1 – Choose your camera bag
Before we discuss equipment, let’s take a quick look at the choice of bag will carry your belongings in. Never forget: having a good photo bag is very important! For reasons of comfort, convenience and even safety! Of course, if you decide to leave with the bare minimum, namely a smartphone or a small compact camera, a pocket, a purse or a small briefcase will do. But for those who intend to bring out the “big guns”, with camera(s) and lens(s), I insist on the importance of the quality of the bag you intend to bring.
For the durability of your back, forget shoulder bags and prefer a real backpack with two real wide straps. Be careful, some designs are better padded than others, which will have the advantage of not ” cutting ” your shoulders, even during long walks. Many designs also incorporate an abdominal strap to secure the entire thing to the body.
“[…] the size of your bag will simply depend on the amount of equipment you are used to bring with you on your trip […]”
In terms of practicality, here too, the bags are very ingenious: modular interiors, more or less rapid access to the camera, waterproof protective cover (very handy in case of rain), and reverse opening compared to a conventional backpack. So when the bag is on you, no one can access its contents.
Finally, the size of your bag will simply depend on the amount of equipment you are used to bring with you on your trip. Before making your choice, consult the references of the bag you are interested in, these very often mention the type of camera and the number of lenses they can contain.
On the field, to avoid back pain, I advise you to put your photo bag on the ground close to you while you take your photos. In this case, a backpack placed on the ground that opens from the front is very convenient because it allows immediate access to all the equipment!
2 – Which camera should you bring?
Well, the same as usual! Choosing the right camera shouldn’t be your first worry. The important thing is to leave with a tool you know. Many photographers are tempted to invest in a new camera just before a big start.
“If the desire to invest in a new camera is strong, try to do it early enough, in order to get the “beast” in hand before your trip.”
This strategy is not necessarily the right one: you will find yourself in the field with a camera that you have little or no control over, and you will have many other things to do during your stay than to go through the instructions for your new camera. If the desire to invest in a new camera is strong, try to do it early enough, in order to take the “beast” in hand before your trip.
3 – Which lenses should you bring?
This is where the puzzle begins. A trip is often a destination you only see once in a lifetime! No way to miss anything and the passionate photographer can quickly find himself with five or six lenses, two cameras, a tripod, a flash and a multitude of accessories. All weighing 15 to 20 kilos. Needless to say, if your stay involves many trips, the pleasure of photographing can turn into fatigue with so many things to carry.

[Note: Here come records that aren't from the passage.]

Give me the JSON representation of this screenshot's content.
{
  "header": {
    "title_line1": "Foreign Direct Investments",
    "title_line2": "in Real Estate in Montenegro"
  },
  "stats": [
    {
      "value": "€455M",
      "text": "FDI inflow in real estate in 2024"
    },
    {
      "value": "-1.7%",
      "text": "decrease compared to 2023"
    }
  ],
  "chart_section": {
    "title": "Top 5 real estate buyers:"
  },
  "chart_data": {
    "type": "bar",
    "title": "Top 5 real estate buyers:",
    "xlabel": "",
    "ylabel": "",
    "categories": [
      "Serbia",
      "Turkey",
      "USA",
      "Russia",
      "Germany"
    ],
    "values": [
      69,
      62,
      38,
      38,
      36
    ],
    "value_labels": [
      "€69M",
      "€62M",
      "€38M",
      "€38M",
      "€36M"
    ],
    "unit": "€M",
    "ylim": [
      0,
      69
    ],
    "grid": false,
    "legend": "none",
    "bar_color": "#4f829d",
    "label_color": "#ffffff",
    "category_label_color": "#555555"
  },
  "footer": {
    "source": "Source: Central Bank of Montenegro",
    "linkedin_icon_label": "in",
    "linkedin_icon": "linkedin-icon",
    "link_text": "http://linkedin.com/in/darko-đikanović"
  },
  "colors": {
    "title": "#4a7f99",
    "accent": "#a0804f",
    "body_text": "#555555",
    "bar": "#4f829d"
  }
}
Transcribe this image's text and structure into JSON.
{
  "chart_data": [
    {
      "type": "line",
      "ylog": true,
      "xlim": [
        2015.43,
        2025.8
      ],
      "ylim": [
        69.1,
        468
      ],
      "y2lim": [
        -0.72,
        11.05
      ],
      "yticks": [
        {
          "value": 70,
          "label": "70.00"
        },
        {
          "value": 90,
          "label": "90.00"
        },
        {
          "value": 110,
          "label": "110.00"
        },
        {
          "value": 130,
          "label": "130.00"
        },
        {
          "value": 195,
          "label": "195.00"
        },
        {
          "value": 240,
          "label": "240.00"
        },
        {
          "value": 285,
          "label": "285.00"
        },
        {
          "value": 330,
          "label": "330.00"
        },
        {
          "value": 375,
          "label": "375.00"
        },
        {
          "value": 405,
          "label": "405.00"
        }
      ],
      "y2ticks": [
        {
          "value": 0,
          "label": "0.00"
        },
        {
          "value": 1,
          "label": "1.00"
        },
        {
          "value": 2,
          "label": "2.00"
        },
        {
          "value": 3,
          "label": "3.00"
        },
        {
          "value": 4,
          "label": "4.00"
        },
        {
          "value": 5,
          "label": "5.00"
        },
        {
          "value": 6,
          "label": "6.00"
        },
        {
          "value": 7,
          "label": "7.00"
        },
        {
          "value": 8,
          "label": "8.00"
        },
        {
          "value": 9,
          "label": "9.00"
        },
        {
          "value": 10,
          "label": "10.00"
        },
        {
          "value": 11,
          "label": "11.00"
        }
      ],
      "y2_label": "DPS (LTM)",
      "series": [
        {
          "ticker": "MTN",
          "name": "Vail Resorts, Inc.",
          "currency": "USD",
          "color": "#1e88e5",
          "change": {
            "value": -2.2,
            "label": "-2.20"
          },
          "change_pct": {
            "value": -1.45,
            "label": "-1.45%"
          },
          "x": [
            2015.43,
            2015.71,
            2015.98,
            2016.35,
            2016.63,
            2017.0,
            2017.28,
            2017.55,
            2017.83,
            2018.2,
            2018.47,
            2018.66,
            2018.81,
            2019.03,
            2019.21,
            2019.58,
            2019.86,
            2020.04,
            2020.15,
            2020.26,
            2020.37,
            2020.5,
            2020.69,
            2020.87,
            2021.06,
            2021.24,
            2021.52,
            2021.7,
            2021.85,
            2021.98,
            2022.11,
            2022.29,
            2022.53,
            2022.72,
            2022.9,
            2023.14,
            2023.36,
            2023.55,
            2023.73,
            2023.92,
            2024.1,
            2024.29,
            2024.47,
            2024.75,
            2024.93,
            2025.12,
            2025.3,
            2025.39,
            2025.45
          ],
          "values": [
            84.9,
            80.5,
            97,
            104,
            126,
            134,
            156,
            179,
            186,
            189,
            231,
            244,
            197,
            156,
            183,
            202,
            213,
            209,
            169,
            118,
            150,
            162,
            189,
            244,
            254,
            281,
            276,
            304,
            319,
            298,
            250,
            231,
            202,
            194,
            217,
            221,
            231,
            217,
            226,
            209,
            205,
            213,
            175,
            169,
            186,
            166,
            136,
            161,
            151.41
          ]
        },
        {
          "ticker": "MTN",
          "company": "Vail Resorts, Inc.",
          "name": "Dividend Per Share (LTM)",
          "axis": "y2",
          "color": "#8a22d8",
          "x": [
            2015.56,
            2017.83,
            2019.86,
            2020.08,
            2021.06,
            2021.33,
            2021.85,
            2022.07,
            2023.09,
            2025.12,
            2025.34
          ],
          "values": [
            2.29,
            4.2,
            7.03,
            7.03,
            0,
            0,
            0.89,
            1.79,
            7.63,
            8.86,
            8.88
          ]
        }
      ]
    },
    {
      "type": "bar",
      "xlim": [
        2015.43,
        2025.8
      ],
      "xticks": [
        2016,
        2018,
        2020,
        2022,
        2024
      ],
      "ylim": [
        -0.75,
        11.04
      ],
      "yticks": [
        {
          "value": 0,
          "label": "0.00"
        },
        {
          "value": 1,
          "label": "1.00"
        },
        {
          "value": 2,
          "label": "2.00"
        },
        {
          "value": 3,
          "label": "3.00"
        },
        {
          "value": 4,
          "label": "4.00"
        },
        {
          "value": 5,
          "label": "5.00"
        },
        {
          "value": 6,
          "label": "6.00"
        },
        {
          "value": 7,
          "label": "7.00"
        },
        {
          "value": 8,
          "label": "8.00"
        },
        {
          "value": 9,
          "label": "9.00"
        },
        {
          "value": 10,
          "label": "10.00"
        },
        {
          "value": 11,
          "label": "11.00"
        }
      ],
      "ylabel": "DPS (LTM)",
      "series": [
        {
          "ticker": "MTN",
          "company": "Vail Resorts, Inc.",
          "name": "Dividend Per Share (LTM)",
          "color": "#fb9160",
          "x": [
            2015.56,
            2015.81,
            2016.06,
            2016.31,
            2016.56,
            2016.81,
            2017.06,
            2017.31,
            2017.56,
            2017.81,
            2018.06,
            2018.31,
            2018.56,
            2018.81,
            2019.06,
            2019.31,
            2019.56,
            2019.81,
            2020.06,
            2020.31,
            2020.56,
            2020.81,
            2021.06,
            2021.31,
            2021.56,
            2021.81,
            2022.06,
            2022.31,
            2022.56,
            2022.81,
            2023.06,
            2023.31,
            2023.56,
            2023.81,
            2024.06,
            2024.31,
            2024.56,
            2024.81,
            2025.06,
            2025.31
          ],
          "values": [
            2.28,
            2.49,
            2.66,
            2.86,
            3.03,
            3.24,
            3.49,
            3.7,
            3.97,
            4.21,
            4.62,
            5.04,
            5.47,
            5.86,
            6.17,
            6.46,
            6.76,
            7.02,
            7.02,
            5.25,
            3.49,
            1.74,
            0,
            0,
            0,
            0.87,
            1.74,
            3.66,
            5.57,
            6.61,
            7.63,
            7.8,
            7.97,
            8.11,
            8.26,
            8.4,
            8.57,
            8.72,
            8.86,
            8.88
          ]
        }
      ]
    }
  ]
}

“Then, ask yourself the right questions.”
Then, ask yourself the right questions. Do you really need all these lenses? Make a choice. How? Start by removing duplicate lenses, i.e. lenses with overlapping focal lengths. Then find out about your destination and the types of photos you plan on taking: landscapes, portraits, animals, etc. And select your lenses accordingly. The important thing, you will have understood, is to be able to equip yourself with lenses that will allow you to face the majority of situations, without cluttering you up.
Here is an example of the “typical” equipment for a person who likes to take landscape photos as well as life scenes and portraits :
- A wide angle that will be used mainly for landscapes.
- A fixed focal length lens for the portrait, and especially for the optical qualities of such a tool: these are often very bright allowing you to photograph in almost any conditions.
- A versatile zoom, which will surely be the lens most often mounted on the body, to be able to quickly face many situations.
Generally speaking, on a trip, 80% of images are taken in the range 24-200 mm (including a 24-70 and a 70-200 mm for example). It may be interesting to have a slightly wider angle (starting at 18 mm).
4 – Don’t forget the accessories!
Filters, spare batteries, battery charger, memory cards and maybe a laptop, don’t miss the accessories that will allow you to photograph without restraint during your trip. There’s nothing more awful than running out of battery in the middle of the day, or having to delete a memory card full of photos taken the day before so you can take new ones the next day.
To go further…
And what do you do when you fly? If possible, you keep all your equipment with you in the cabin. If your equipment is really too bulky to go in the cabin, you should know that there are special boxes to transport your equipment safely. In any case, the batteries and especially the memory cards with your pictures always with you in the cabin and especially not in the hold.